Tais posições capitulacionistas – como aquela do segundo turno de 2018, quando a “esquerda” deixou de anular voto, por medo de Bolsonaro, e correu para abraçar Lula-Haddad – explicitam a necessidade urgente de uma nova direção política para o proletariado brasileiro. Este está desarmado, sem um instrumento de combate realmente radical, à altura de suas necessidades históricas, e o país pode caminhar em um tempo relativamente curto para uma situação de crise política grave, de ingovernabilidade, como no resto da América Latina. Em condição assim, a ausência de um partido será uma tragédia. Toda capitulação ou enrolação no presente é um crime histórico com o futuro. Toda capitulação assim compromete decisivamente a formação marxista futura de novos militantes e quadros políticos. Tais organizações olham rotineiramente o presente como se sempre houvesse o amanhã.

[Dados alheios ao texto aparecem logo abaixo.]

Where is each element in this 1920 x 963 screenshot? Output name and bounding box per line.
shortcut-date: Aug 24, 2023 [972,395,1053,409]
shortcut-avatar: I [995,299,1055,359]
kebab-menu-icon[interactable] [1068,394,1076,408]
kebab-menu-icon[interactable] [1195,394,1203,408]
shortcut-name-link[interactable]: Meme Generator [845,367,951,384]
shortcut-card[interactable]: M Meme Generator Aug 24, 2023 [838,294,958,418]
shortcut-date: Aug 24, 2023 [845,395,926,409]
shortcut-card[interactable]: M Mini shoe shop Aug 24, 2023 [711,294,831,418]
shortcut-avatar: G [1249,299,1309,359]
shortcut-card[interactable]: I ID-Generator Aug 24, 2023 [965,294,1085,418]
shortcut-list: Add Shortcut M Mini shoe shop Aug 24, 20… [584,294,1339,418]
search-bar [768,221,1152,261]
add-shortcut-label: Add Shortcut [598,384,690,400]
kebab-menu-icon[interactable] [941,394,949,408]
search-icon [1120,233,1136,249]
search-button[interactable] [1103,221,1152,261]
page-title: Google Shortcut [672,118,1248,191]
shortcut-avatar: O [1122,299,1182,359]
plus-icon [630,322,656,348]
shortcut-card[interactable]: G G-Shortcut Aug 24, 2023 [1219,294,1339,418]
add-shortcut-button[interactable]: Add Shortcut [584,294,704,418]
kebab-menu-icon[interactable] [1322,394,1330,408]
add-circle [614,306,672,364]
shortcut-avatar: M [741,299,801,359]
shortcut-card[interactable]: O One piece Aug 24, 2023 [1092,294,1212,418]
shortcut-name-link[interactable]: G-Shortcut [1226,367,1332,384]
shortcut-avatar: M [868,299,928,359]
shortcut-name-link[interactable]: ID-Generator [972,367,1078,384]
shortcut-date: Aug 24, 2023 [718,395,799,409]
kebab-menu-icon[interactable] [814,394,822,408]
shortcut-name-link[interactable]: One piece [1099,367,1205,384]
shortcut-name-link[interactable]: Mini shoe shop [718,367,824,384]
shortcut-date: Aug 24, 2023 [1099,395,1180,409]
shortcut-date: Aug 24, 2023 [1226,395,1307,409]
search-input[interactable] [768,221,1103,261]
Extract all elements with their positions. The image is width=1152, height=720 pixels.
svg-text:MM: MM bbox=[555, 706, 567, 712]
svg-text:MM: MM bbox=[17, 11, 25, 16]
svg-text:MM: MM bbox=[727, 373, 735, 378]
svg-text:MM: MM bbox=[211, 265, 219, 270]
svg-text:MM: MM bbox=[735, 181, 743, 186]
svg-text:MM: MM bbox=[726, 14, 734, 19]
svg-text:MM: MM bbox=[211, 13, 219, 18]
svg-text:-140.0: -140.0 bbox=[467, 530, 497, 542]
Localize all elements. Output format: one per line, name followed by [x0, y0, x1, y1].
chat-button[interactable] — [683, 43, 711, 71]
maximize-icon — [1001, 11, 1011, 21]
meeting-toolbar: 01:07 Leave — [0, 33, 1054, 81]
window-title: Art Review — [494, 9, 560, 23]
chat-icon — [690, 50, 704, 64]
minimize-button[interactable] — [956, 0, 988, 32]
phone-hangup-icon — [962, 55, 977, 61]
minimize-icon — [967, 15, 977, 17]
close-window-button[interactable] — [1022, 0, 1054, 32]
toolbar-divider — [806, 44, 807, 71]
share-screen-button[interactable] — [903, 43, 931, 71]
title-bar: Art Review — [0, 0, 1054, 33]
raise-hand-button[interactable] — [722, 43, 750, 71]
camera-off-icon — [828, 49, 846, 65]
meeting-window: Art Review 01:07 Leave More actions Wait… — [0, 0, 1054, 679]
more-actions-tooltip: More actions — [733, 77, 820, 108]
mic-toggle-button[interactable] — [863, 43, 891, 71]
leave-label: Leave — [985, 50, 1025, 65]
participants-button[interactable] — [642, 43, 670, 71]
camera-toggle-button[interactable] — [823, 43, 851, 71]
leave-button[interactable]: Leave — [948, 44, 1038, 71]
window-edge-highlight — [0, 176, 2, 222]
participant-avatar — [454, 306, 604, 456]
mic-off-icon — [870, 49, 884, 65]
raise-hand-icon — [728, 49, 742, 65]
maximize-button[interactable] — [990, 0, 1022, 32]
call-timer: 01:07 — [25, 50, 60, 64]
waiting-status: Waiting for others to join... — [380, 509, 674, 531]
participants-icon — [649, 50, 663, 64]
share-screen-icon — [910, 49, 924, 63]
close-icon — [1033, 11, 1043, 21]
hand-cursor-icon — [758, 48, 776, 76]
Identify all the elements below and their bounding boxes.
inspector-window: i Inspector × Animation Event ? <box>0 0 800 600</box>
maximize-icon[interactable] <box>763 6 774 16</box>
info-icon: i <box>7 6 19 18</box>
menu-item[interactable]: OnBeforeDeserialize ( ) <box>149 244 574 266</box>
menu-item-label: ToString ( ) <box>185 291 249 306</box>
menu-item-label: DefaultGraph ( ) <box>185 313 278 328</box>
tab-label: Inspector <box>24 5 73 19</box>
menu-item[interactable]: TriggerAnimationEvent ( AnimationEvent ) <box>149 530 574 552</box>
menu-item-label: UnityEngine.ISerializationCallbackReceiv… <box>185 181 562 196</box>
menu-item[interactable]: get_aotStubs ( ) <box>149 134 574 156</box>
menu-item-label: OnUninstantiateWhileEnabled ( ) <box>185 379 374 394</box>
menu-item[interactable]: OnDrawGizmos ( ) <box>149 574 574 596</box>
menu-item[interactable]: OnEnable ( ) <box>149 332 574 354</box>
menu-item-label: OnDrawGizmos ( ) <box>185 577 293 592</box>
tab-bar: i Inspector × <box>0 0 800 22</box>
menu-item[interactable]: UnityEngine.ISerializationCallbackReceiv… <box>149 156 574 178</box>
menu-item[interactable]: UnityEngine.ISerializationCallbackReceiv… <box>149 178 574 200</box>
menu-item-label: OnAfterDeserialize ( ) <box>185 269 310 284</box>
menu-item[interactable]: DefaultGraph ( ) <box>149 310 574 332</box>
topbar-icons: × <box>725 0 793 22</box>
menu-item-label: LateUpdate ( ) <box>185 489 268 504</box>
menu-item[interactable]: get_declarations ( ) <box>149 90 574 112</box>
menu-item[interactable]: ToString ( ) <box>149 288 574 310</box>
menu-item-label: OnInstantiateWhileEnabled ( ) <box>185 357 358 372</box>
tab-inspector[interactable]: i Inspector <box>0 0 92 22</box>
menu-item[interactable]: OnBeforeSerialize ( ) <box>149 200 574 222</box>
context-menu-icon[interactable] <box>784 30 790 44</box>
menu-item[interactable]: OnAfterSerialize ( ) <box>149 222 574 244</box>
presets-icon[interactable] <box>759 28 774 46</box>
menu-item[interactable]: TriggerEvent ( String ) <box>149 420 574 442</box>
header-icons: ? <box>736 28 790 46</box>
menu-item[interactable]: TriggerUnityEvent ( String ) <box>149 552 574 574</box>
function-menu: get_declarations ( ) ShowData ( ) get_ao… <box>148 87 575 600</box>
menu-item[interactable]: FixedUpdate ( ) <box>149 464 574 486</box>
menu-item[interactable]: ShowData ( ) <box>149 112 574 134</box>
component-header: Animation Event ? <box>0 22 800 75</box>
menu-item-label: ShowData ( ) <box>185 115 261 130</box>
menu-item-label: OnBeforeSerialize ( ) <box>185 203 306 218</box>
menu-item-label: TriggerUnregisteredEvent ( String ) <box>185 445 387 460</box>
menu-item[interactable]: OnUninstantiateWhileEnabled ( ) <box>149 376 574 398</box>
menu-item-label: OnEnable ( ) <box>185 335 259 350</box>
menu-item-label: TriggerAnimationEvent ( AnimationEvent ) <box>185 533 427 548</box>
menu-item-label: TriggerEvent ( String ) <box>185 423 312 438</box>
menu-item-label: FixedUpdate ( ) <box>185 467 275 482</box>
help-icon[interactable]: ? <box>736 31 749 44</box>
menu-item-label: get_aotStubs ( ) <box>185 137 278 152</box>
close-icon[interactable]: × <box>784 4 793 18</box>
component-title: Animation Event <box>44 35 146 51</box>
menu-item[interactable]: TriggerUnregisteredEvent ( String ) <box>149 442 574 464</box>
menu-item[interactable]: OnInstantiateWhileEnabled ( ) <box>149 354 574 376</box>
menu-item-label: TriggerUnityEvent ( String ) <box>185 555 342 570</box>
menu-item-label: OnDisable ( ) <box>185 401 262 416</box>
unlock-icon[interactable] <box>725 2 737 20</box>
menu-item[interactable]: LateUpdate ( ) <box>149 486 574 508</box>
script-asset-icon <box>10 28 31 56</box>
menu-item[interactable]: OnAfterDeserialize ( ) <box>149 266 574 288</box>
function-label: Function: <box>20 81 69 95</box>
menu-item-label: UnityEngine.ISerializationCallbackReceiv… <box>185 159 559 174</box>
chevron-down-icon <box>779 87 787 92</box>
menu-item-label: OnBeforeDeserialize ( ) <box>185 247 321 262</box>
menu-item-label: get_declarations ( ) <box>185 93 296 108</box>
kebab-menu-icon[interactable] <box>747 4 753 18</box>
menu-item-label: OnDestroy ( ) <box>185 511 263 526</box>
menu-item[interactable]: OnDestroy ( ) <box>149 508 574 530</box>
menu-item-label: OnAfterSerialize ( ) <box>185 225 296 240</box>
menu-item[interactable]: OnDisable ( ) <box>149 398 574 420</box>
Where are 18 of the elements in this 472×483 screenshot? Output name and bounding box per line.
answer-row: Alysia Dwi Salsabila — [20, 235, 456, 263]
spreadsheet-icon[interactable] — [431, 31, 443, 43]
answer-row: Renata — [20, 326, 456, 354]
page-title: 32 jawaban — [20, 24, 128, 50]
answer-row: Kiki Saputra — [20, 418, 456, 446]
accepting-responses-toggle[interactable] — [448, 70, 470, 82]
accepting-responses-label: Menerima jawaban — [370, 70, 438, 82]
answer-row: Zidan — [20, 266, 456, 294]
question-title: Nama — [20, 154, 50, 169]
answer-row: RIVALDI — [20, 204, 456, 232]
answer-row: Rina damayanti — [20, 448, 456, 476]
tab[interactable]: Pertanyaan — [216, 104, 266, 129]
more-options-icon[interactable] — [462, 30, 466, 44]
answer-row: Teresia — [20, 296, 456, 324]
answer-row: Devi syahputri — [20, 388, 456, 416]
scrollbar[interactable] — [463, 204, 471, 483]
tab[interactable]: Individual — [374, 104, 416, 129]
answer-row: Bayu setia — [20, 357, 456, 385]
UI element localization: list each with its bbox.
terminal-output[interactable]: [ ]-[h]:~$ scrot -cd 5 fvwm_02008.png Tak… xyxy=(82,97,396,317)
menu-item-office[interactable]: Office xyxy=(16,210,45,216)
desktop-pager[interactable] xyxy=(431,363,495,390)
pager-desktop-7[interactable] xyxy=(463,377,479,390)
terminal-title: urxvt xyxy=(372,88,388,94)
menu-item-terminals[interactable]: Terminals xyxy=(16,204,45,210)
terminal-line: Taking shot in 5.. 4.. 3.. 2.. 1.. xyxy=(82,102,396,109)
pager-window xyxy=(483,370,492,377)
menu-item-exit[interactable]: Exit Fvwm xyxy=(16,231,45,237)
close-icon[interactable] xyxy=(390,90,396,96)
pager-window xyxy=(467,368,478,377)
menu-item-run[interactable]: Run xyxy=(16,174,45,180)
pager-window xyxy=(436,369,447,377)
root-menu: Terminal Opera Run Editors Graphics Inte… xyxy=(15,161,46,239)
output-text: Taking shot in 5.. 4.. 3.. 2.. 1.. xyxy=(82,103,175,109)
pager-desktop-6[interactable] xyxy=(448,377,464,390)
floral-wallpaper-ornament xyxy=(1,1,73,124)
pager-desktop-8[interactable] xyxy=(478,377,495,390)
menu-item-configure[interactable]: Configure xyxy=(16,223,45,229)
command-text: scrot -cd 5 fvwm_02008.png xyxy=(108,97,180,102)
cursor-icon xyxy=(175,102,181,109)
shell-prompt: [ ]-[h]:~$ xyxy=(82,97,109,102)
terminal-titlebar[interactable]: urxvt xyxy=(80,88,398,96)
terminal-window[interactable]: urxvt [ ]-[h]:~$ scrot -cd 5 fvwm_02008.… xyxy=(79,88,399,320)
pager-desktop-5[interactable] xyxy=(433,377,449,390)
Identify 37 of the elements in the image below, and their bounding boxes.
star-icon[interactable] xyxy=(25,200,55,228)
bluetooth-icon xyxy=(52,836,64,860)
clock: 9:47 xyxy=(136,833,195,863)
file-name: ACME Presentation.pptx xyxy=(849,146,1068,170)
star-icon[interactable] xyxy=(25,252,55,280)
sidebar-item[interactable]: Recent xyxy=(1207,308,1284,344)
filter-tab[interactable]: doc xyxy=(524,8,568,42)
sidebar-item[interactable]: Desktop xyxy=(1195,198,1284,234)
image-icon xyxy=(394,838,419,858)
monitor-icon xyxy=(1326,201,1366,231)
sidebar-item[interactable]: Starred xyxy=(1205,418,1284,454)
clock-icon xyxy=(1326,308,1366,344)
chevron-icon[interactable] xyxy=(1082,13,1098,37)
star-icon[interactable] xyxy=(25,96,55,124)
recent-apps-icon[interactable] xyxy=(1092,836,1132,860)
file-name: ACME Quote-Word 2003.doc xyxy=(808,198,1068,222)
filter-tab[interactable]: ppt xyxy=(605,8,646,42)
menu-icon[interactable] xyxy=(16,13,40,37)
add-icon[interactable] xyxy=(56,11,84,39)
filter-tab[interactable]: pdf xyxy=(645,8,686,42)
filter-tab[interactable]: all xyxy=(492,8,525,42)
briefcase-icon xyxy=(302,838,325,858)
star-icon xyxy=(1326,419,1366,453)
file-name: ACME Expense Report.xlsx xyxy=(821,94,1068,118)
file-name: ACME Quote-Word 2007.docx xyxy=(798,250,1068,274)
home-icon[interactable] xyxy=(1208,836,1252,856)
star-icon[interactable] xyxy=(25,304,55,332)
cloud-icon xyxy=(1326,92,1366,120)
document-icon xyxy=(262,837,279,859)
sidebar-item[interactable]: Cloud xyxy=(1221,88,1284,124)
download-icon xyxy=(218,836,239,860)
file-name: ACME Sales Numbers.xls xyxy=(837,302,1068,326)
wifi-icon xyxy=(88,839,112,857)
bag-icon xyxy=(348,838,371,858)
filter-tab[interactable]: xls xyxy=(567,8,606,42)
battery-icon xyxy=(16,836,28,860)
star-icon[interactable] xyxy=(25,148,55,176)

Não dizemos com isso que uma nova organização revolucionária virá da TS e apenas da TS. Sabemos que há revolucionários e marxistas tanto no PSTU quanto no PSOL. A conjuntura nacional e latino-americana produzirá no futuro uma nova organização. A única condição dos marxistas no presente – onde quer que estejam e onde quer que atuem – é falar a verdade e somente a verdade às massas, mesmo que para isso tenham de nadar contra a corrente. Nós seguiremos esse preceito.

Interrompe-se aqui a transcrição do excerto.